STEP 4: Identify the path (if present).: If the authority section is followed immediately by a forward slash—or for some implementations, a backslash or semicolon, as noted earlier—scan for the next “?”, “#”, or end-of-string, whichever comes first. The text in between constitutes the path section, which should be normalized according to Unix path semantics.
STEP 5: Extract the query string (if present).: If the last successfully parsed segment is followed by a question mark, scan for the next “#” character or end-of-string, whichever comes first. The text in between is the query string.
STEP 6: Extract the fragment identifier (if present).: If the last successfully parsed segment is followed by “#”, everything from that character to the end-of-string is the fragment identifier. Either way, you’re done!

This algorithm may seem mundane, but it reveals subtle details that even seasoned programmers normally don’t think about. It also illustrates that it is extremely difficult for casual users to understand how a particular URL may be parsed. Let's start with this fairly simple case:

http://example.com&gibberish=1234@167772161/

The target of this URL—a concatenated IP address that decodes to 10.0.0.1—is not readily apparent to a nonexpert, and many users would believe they are visiting example.com instead.^[12] But all right, that was an easy one! So let’s have a peek at this syntax instead:

http://example.com\@coredump.cx/

In Firefox, that URL will take the user to coredump.cx, because example.com\ will be interpreted as a valid value for the login field. In almost all other browsers, “\” will be interpreted as a path delimiter, and the user will land on example.com instead.

An even more frustrating example exists for Internet Explorer. Consider this:

http://example.com;.coredump.cx/

Microsoft’s browser permits “;” in the hostname and successfully resolves this label, thanks to the appropriate configuration of the coredump.cx domain. Most other browsers will autocorrect the URL to http://example.com/;.coredump.cx and take the user to example.com instead (except for Safari, where the syntax causes an error).

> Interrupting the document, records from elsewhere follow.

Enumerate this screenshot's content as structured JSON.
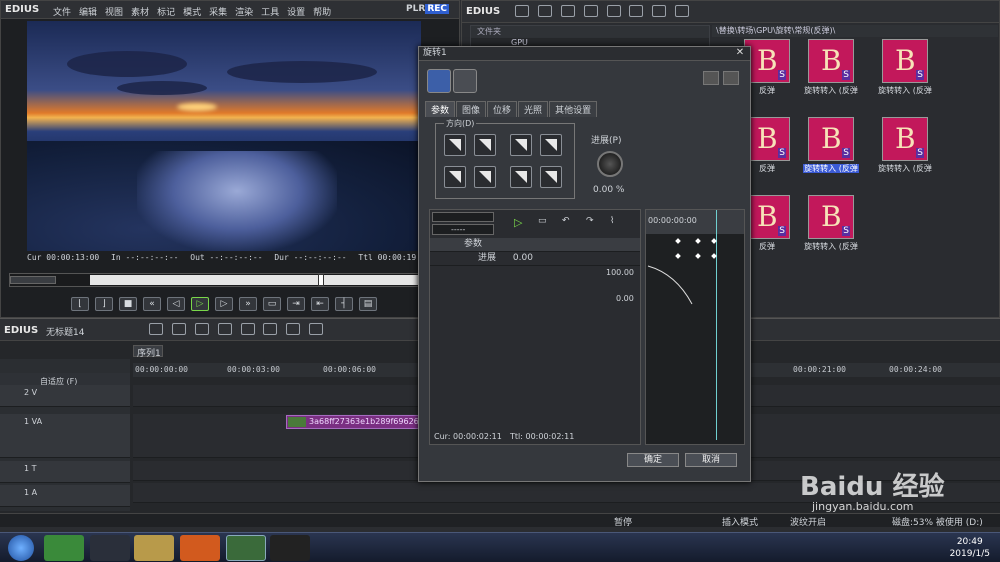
{
  "preview": {
    "logo": "EDIUS",
    "menu": [
      "文件",
      "编辑",
      "视图",
      "素材",
      "标记",
      "模式",
      "采集",
      "渲染",
      "工具",
      "设置",
      "帮助"
    ],
    "plr": "PLR",
    "rec": "REC",
    "cur": "Cur 00:00:13:00",
    "in": "In --:--:--:--",
    "out": "Out --:--:--:--",
    "dur": "Dur --:--:--:--",
    "ttl": "Ttl 00:00:19:"
  },
  "bin": {
    "logo": "EDIUS",
    "tree_header": "文件夹",
    "tree_row": "GPU",
    "path": "\\替换\\转场\\GPU\\旋转\\常规(反弹)\\",
    "items": [
      {
        "label": "反弹"
      },
      {
        "label": "旋转转入 (反弹"
      },
      {
        "label": "旋转转入 (反弹"
      },
      {
        "label": "反弹"
      },
      {
        "label": "旋转转入 (反弹"
      },
      {
        "label": "旋转转入 (反弹"
      },
      {
        "label": "反弹"
      },
      {
        "label": "旋转转入 (反弹"
      }
    ]
  },
  "timeline": {
    "logo": "EDIUS",
    "title": "无标题14",
    "sequence_tab": "序列1",
    "ruler": [
      "00:00:00:00",
      "00:00:03:00",
      "00:00:06:00",
      "00:00:21:00",
      "00:00:24:00"
    ],
    "mode_label": "自适应 (F)",
    "tracks": [
      "2 V",
      "1 VA",
      "1 T",
      "1 A"
    ],
    "clip_name": "3a68ff27363e1b289f69626",
    "status": {
      "pause": "暂停",
      "insert_mode": "插入模式",
      "ripple": "波纹开启",
      "disk": "磁盘:53% 被使用 (D:)"
    }
  },
  "dialog": {
    "title": "旋转1",
    "tabs": [
      "参数",
      "图像",
      "位移",
      "光照",
      "其他设置"
    ],
    "direction_caption": "方向(D)",
    "progress_label": "进展(P)",
    "progress_value": "0.00 %",
    "kf_dropdown": "-----",
    "kf_rows": [
      {
        "label": "参数"
      },
      {
        "label": "进展",
        "value": "0.00"
      }
    ],
    "graph_max": "100.00",
    "graph_min": "0.00",
    "graph_time": "00:00:00:00",
    "cur": "Cur: 00:00:02:11",
    "ttl": "Ttl: 00:00:02:11",
    "ok": "确定",
    "cancel": "取消"
  },
  "taskbar": {
    "time": "20:49",
    "date": "2019/1/5"
  },
  "watermark": {
    "brand": "Baidu 经验",
    "url": "jingyan.baidu.com"
  },
  "colors": {
    "accent": "#3b5bd6",
    "clip": "#7a2f82",
    "play": "#7ad84a",
    "rec": "#2f5fd0"
  }
}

If this looks messy, remember that we are just getting started with how browsers work!

^[10] This is possibly out of the concern for FTP, which transmits user credentials without any encoding; in this protocol, a newline transmitted as is would be misinterpreted by the server as the beginning of a new FTP command. Other browsers may transmit FTP credentials in noncompliant percent-encoded form or simply strip any problematic characters later on.

^[11]Unlike UNIX-derived operating systems, Microsoft Windows uses backslashes instead of slashes to delimit file paths (say, c:\windows\system32\calc.exe). Microsoft probably tried to compensate for the possibility that users would be confused by the need to type a different type of a slash on the Web or hoped to resolve other possible inconsistencies with file: URLs and similar mechanisms that would be interfacing directly with the local filesystem. Other Windows filesystem specifics (such as case insensitivity) are not replicated, however.

^[12]This particular @-based trick was quickly embraced to facilitate all sorts of online fraud targeted at casual users. Attempts to mitigate its impact ranged from the heavy-handed and oddly specific (e.g., disabling URL-based authentication in Internet Explorer or crippling it with warnings in Firefox) to the fairly sensible (e.g., hostname highlighting in the address bar of several browsers).